Angus calls ongoing Indigenous water quality issues 'apartheid'
New Democrat MP Charlie Angus says the failure of the federal government to properly address water quality concerns in Far North Indigenous communities amounts “institutionalized apartheid.”
Angus visited Attawapiskat First Nation in his northern Ontario riding last week after it declared a state of emergency over high levels of the disinfectant chemical byproducts trihalomethanes (THMs) and haloacetic acids (HAAs) in its tap water.
The tap water has been undrinkable for about a decade. Local people are now being warned to avoid long showers, cut back on washing dishes, and not to boil water which could emit harmful chemicals into the air.
Angus told CTV News Channel on Monday that he was “horrified” by what he saw on the reserve.
“We saw this beautiful young girl who’s got only one kidney… she needs fresh water. She’s living in basically a homeless shelter,” he said in a phone interview from Belleville, Ont.
“One woman said, ‘I don’t like to bathe my child because she gets nosebleeds,’” he added.
Angus urged Indigenous Services Minister Seamus O’Regan to fix the problem, which Angus said is the result of “constant underfunding of reserves.”
“He’s talking about consolations and finding out,” Angus said of the Liberal minister. “There’s a report sitting on his desk that says the steps that need to be taken and the cost to that is about $12 to $15 million.”
O'Regan visited the reserve in northern Ontario on Sunday and said Ottawa would send medical teams later this week.
He spoke with CTV News Channel on Monday to detail efforts to address immediate and long-term plans.

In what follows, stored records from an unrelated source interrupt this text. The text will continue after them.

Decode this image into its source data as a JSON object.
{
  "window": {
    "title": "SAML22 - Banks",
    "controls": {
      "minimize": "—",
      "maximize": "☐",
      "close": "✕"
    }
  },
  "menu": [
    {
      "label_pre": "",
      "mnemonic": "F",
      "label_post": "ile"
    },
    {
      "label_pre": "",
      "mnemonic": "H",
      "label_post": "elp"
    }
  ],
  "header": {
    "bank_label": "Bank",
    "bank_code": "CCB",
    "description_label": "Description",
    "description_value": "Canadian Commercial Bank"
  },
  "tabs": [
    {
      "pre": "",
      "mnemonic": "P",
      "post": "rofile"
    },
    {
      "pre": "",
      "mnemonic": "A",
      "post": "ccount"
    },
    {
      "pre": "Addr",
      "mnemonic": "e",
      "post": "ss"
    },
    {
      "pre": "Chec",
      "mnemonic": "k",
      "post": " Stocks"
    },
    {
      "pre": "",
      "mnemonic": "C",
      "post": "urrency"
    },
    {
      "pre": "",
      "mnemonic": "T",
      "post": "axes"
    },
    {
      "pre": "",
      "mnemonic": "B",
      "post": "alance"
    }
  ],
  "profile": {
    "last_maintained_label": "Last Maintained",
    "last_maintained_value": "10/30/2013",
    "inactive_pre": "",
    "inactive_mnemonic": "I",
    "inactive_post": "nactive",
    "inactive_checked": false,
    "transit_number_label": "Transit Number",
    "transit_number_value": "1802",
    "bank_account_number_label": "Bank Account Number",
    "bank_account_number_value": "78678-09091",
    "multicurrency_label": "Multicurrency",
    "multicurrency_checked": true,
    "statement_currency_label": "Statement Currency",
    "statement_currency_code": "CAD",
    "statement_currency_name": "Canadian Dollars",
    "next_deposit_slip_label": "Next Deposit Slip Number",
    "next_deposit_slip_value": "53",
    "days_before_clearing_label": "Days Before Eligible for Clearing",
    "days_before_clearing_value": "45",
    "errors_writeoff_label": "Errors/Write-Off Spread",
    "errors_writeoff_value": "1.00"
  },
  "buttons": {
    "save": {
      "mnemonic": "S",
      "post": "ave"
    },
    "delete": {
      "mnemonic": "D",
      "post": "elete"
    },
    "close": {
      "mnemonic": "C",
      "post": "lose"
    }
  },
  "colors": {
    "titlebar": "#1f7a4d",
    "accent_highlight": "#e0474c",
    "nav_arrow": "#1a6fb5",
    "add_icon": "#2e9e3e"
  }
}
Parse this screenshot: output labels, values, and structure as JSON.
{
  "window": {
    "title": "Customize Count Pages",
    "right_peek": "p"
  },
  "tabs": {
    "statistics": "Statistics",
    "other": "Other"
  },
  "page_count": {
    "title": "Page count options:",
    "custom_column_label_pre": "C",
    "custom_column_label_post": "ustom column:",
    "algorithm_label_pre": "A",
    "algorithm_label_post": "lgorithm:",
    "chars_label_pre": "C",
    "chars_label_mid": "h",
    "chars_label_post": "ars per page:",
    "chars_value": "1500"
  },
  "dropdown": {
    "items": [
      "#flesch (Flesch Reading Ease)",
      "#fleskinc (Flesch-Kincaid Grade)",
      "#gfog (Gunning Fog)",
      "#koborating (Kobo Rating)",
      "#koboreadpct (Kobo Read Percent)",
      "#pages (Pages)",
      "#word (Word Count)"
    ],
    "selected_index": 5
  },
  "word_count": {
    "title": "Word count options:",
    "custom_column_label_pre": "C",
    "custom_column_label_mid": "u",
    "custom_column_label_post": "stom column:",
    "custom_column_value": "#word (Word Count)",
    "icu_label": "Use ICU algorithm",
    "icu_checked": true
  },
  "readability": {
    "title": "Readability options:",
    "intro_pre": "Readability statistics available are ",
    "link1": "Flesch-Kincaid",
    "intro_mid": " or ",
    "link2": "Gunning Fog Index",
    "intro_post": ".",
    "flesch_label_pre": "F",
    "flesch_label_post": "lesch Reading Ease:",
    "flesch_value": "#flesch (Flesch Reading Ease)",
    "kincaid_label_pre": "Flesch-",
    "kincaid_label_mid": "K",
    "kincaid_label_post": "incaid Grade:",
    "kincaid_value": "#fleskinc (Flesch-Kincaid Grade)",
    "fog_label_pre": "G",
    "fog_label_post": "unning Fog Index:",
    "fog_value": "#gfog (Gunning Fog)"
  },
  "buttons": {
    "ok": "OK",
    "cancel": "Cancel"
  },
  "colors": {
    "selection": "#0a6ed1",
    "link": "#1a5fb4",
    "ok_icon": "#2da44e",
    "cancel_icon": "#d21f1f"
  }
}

“Right now they are frightened. Anybody in Canada can relate, when you are frightened of your water supply, that is very real,” said O'Regan, who spent hours with community members Sunday taking questions and laying out an action plan based on their concerns.
In addition to medical teams to assess children and adults with health concerns, Ottawa will bring in technicians to begin immediate work, which would include essentially flushing the entire water system, he said. The federal government says that $1.5 million has been approved for immediate repairs to the reserve's existing water treatment plan and that clean drinking water is available from a second system. Ottawa may begin planning for a new water treatment centre altogether, he added, but talks will be ongoing with members of the First Nation.

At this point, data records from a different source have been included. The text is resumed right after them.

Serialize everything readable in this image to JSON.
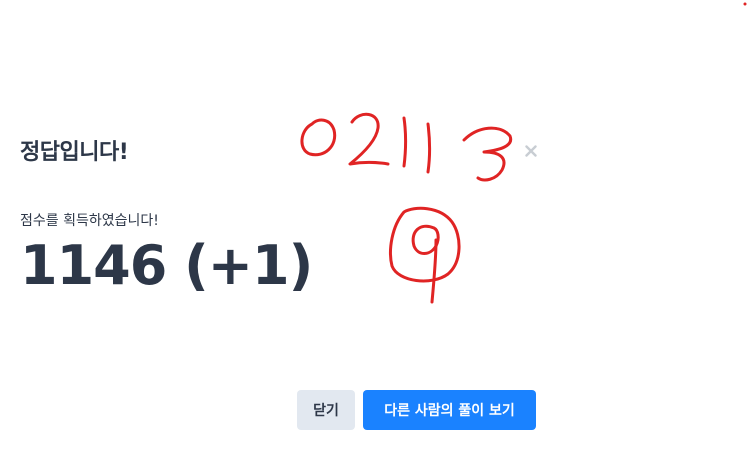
{
  "modal": {
    "title": "정답입니다!",
    "subtitle": "점수를 획득하였습니다!",
    "score": "1146 (+1)",
    "close_icon": "close-icon",
    "buttons": {
      "close_label": "닫기",
      "view_others_label": "다른 사람의 풀이 보기"
    }
  },
  "colors": {
    "primary": "#1a82ff",
    "secondary_bg": "#e2e8f0",
    "text": "#2d3748",
    "annotation": "#e02424"
  }
}
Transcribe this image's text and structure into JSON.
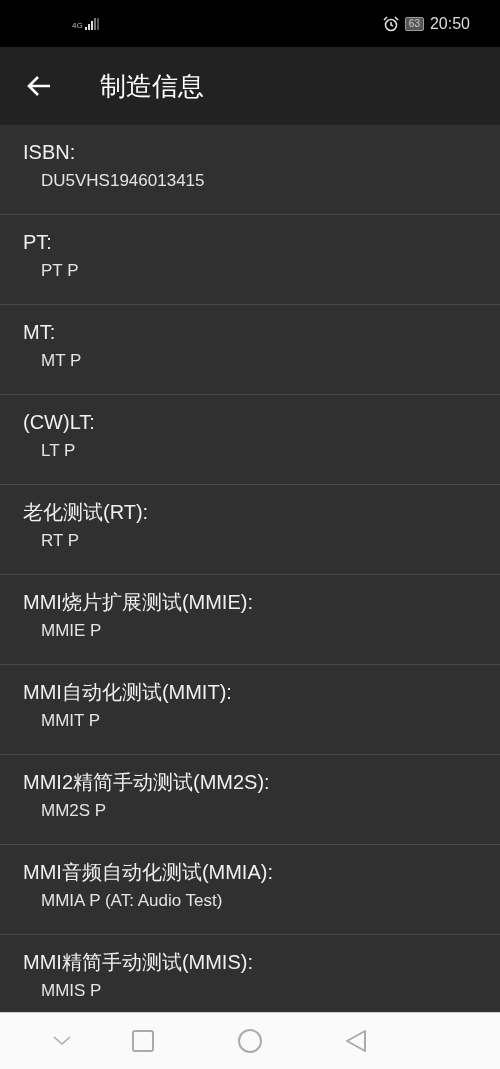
{
  "status_bar": {
    "network": "4G",
    "battery": "63",
    "time": "20:50"
  },
  "app_bar": {
    "title": "制造信息"
  },
  "items": [
    {
      "label": "ISBN:",
      "value": "DU5VHS1946013415"
    },
    {
      "label": "PT:",
      "value": "PT P"
    },
    {
      "label": "MT:",
      "value": "MT P"
    },
    {
      "label": "(CW)LT:",
      "value": "LT P"
    },
    {
      "label": "老化测试(RT):",
      "value": "RT P"
    },
    {
      "label": "MMI烧片扩展测试(MMIE):",
      "value": "MMIE P"
    },
    {
      "label": "MMI自动化测试(MMIT):",
      "value": "MMIT P"
    },
    {
      "label": "MMI2精简手动测试(MM2S):",
      "value": "MM2S P"
    },
    {
      "label": "MMI音频自动化测试(MMIA):",
      "value": "MMIA P (AT: Audio Test)"
    },
    {
      "label": "MMI精简手动测试(MMIS):",
      "value": "MMIS P"
    }
  ]
}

“We are immediately going to sit down with the community for a comprehensive community plan,” he said. “Should we be looking for another water source and if so then let’s commit to building a new water treatment centre when we know we have a new and better water source identified.”
Attawapiskat Chief Ignace Gull said that, while there is a lot of work to be done before the community reaches a long-term solution with a functioning water treatment centre, he is hopeful. “I am very optimistic that we can work with the Minister,” he told CTV News Channel on Monday. “It’s an ageing infrastructure that’s old and crumbling… There’s going to be a lot of work that needs to be done to address everything that affects the immediate crisis right now.”
The minister told CTV News Channel that he hears the complaints that short-term efforts are considered “Band-Aid solutions” to some.
“The feeling was that if we started work on the $1.5 million improvements to the water treatment centre as it is, that we were satisfied with them. I assured them that we are not satisfied with that,” he said, adding long-term solutions would begin immediately too.
“That was the commitment I made to them. It was not either or. That we would begin both at the same time.”
“Any Canadian who is not from Attawapiskat who visits there is deeply humbled by what they see. It’s not something that you expect to see or should see in Canada,” said O’Regan. “We need to build up the trust in the water supply.”